Ennis had been useless since sunrise. He tried his chores, but the woodpile sat half-finished, the fence wires sagged where he’d dropped them, and his cigarettes burned down in the ashtray untouched. The only thing he could hold onto was the postcard in his pocket. He ran his thumb over the words until the paper went soft, whispering the line to himself, like saying it out loud would make you appear quicker. The silence of the house only made the waiting worse. Every hour bled into the next, and with each tick he felt wound tighter, like something inside him was going to snap.
When your truck finally ground up the gravel, it hit him like a shot in the chest. He didn’t walk to the door — he bolted, boots pounding the steps, nearly tripping in his rush. He flung it wide and there you were, road-worn and smiling, and all the air went out of him.
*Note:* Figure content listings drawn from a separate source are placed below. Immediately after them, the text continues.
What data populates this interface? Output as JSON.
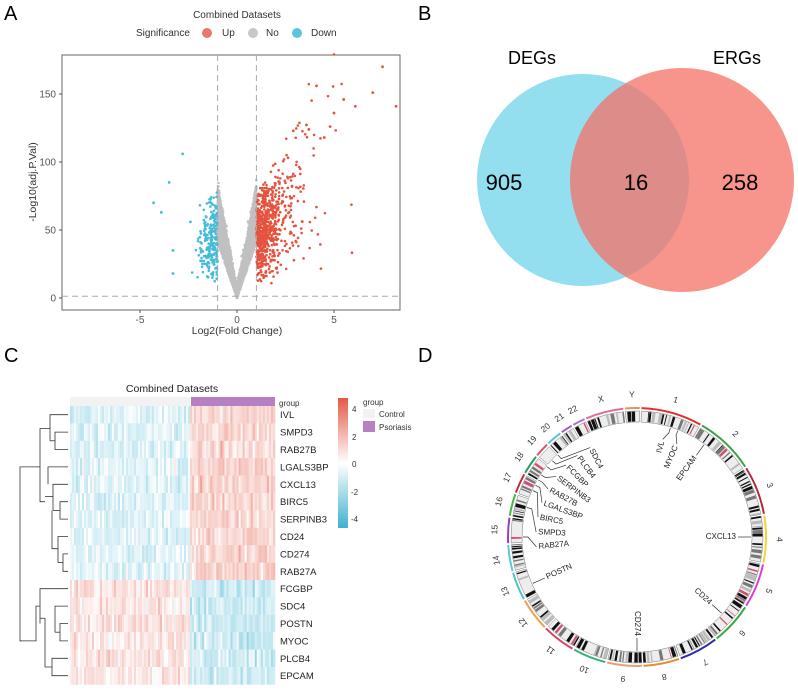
{
  "panel_labels": {
    "a": "A",
    "b": "B",
    "c": "C",
    "d": "D"
  },
  "chart_data": [
    {
      "type": "scatter",
      "panel": "A",
      "title": "Combined Datasets",
      "legend": {
        "title": "Significance",
        "placement": "top",
        "entries": [
          {
            "label": "Up",
            "color": "#E8796F"
          },
          {
            "label": "No",
            "color": "#C8C8C8"
          },
          {
            "label": "Down",
            "color": "#5BC4DB"
          }
        ]
      },
      "xlabel": "Log2(Fold Change)",
      "ylabel": "-Log10(adj.P.Val)",
      "xlim": [
        -8.5,
        8.5
      ],
      "ylim": [
        -8,
        175
      ],
      "xticks": [
        "-5",
        "0",
        "5"
      ],
      "yticks": [
        "0",
        "50",
        "100",
        "150"
      ],
      "thresholds": {
        "logfc": 1,
        "neglog10_p": 1.3
      },
      "colors": {
        "up": "#E5533F",
        "no": "#C0C0C0",
        "down": "#44BCD8"
      },
      "n_points": {
        "up": 700,
        "no": 6000,
        "down": 220
      },
      "outliers_up": [
        [
          7.5,
          170
        ],
        [
          8.2,
          141
        ],
        [
          7,
          151
        ],
        [
          5.5,
          146
        ],
        [
          4.1,
          156
        ],
        [
          6.1,
          141
        ],
        [
          5,
          136
        ],
        [
          4.8,
          126
        ],
        [
          3.7,
          124
        ],
        [
          2.9,
          123
        ],
        [
          4.5,
          118
        ]
      ],
      "outliers_down": [
        [
          -2.8,
          106
        ],
        [
          -3.5,
          85
        ],
        [
          -4.3,
          70
        ],
        [
          -3.9,
          63
        ],
        [
          -3.3,
          35
        ],
        [
          -3.3,
          18
        ],
        [
          -2.4,
          56
        ]
      ]
    },
    {
      "type": "venn",
      "panel": "B",
      "sets": [
        {
          "name": "DEGs",
          "only": "905",
          "color": "#6FD3EA"
        },
        {
          "name": "ERGs",
          "only": "258",
          "color": "#F47267"
        }
      ],
      "intersection": "16"
    },
    {
      "type": "heatmap",
      "panel": "C",
      "title": "Combined Datasets",
      "annotation_label": "group",
      "groups": [
        {
          "name": "Control",
          "color": "#F2F2F2",
          "n": 60
        },
        {
          "name": "Psoriasis",
          "color": "#B681C2",
          "n": 42
        }
      ],
      "legend_title": "group",
      "colorbar": {
        "ticks": [
          "4",
          "2",
          "0",
          "-2",
          "-4"
        ],
        "range": [
          -4.5,
          4.5
        ],
        "low": "#3FB1D0",
        "mid": "#FFFFFF",
        "high": "#E35A47"
      },
      "rows": [
        {
          "gene": "IVL",
          "direction": "up"
        },
        {
          "gene": "SMPD3",
          "direction": "up"
        },
        {
          "gene": "RAB27B",
          "direction": "up"
        },
        {
          "gene": "LGALS3BP",
          "direction": "up"
        },
        {
          "gene": "CXCL13",
          "direction": "up"
        },
        {
          "gene": "BIRC5",
          "direction": "up"
        },
        {
          "gene": "SERPINB3",
          "direction": "up"
        },
        {
          "gene": "CD24",
          "direction": "up"
        },
        {
          "gene": "CD274",
          "direction": "up"
        },
        {
          "gene": "RAB27A",
          "direction": "up"
        },
        {
          "gene": "FCGBP",
          "direction": "down"
        },
        {
          "gene": "SDC4",
          "direction": "down"
        },
        {
          "gene": "POSTN",
          "direction": "down"
        },
        {
          "gene": "MYOC",
          "direction": "down"
        },
        {
          "gene": "PLCB4",
          "direction": "down"
        },
        {
          "gene": "EPCAM",
          "direction": "down"
        }
      ]
    },
    {
      "type": "circos",
      "panel": "D",
      "chromosomes": [
        {
          "name": "1",
          "size": 249,
          "color": "#E0312F"
        },
        {
          "name": "2",
          "size": 243,
          "color": "#3FA14A"
        },
        {
          "name": "3",
          "size": 198,
          "color": "#B22A3A"
        },
        {
          "name": "4",
          "size": 191,
          "color": "#F2D33A"
        },
        {
          "name": "5",
          "size": 181,
          "color": "#D63FD6"
        },
        {
          "name": "6",
          "size": 171,
          "color": "#39A845"
        },
        {
          "name": "7",
          "size": 159,
          "color": "#2F2FA8"
        },
        {
          "name": "8",
          "size": 146,
          "color": "#E0902F"
        },
        {
          "name": "9",
          "size": 141,
          "color": "#E4A07A"
        },
        {
          "name": "10",
          "size": 136,
          "color": "#3DB07A"
        },
        {
          "name": "11",
          "size": 135,
          "color": "#D8436A"
        },
        {
          "name": "12",
          "size": 134,
          "color": "#F0A050"
        },
        {
          "name": "13",
          "size": 115,
          "color": "#50C6C0"
        },
        {
          "name": "14",
          "size": 107,
          "color": "#5AC8D8"
        },
        {
          "name": "15",
          "size": 103,
          "color": "#9A3FB8"
        },
        {
          "name": "16",
          "size": 90,
          "color": "#46B84A"
        },
        {
          "name": "17",
          "size": 81,
          "color": "#C42A3A"
        },
        {
          "name": "18",
          "size": 78,
          "color": "#2E9A5A"
        },
        {
          "name": "19",
          "size": 59,
          "color": "#E05060"
        },
        {
          "name": "20",
          "size": 63,
          "color": "#60C0D8"
        },
        {
          "name": "21",
          "size": 48,
          "color": "#A060C8"
        },
        {
          "name": "22",
          "size": 51,
          "color": "#B070D0"
        },
        {
          "name": "X",
          "size": 155,
          "color": "#E07090"
        },
        {
          "name": "Y",
          "size": 59,
          "color": "#E89060"
        }
      ],
      "genes": [
        {
          "name": "IVL",
          "angle": 17
        },
        {
          "name": "MYOC",
          "angle": 21
        },
        {
          "name": "EPCAM",
          "angle": 36
        },
        {
          "name": "CXCL13",
          "angle": 90
        },
        {
          "name": "CD24",
          "angle": 132
        },
        {
          "name": "CD274",
          "angle": 180
        },
        {
          "name": "POSTN",
          "angle": 246
        },
        {
          "name": "RAB27A",
          "angle": 270
        },
        {
          "name": "SMPD3",
          "angle": 285
        },
        {
          "name": "BIRC5",
          "angle": 294
        },
        {
          "name": "LGALS3BP",
          "angle": 297
        },
        {
          "name": "RAB27B",
          "angle": 300
        },
        {
          "name": "SERPINB3",
          "angle": 303
        },
        {
          "name": "FCGBP",
          "angle": 308
        },
        {
          "name": "PLCB4",
          "angle": 312
        },
        {
          "name": "SDC4",
          "angle": 316
        }
      ]
    }
  ]
}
He lunged forward, arms wrapping around you before he could speak. His face pressed hard into your neck, and a sound ripped out of him, not quite a sob, not quite a laugh, but too raw to hold back. His shoulders trembled, the kind of trembling that comes from years of hunger breaking loose all at once.
Then he pushed you back outside, couldn’t contain it a second longer. He slammed you against the siding, your hat knocked clean off, and his mouth crashed onto yours. It wasn’t graceful. His lips were clumsy, his teeth scraped, his breath broke in uneven gasps, but the kiss poured out everything he hadn’t been able to say. His hands roamed roughly, dragging you close, grinding you flush against him, his whole body shaking with need.
You met him with equal force, clutching, pulling, grounding him in the storm he’d unleashed. His groan spilled against your mouth, broken, desperate, almost on the edge of tears. He kissed harder, as if kissing was the only way he knew to keep breathing.
From the doorway, Alma’s hand froze on the frame. She stared, stunned, at her husband tangled with another man, his body pressed, his hands grasping, his mouth devouring kisses that belonged to someone else. And in that stunned silence came the memory of all the times Ennis had returned to her after Brokeback Mountain. She had waited for the same kind of spark, the same fire in his eyes. But he had never looked at her that way. He had come back quieter, colder, carrying some secret she could never touch. Watching him now, Alma understood what she had never wanted to admit: he had never come back for her. He had never belonged to her at all.
Ennis pulled back just long enough to rest his forehead against yours, his eyes wet, his jaw clenched hard against the emotion threatening to spill. His voice rasped low, unsteady. “You don’t know… you don’t know what it’s been like. Feels like I been waitin’ my whole damn life just to see you again.” His grip didn’t ease. His whole body pressed into yours, as though if he let go, you’d vanish back into the years he couldn’t stand living without you.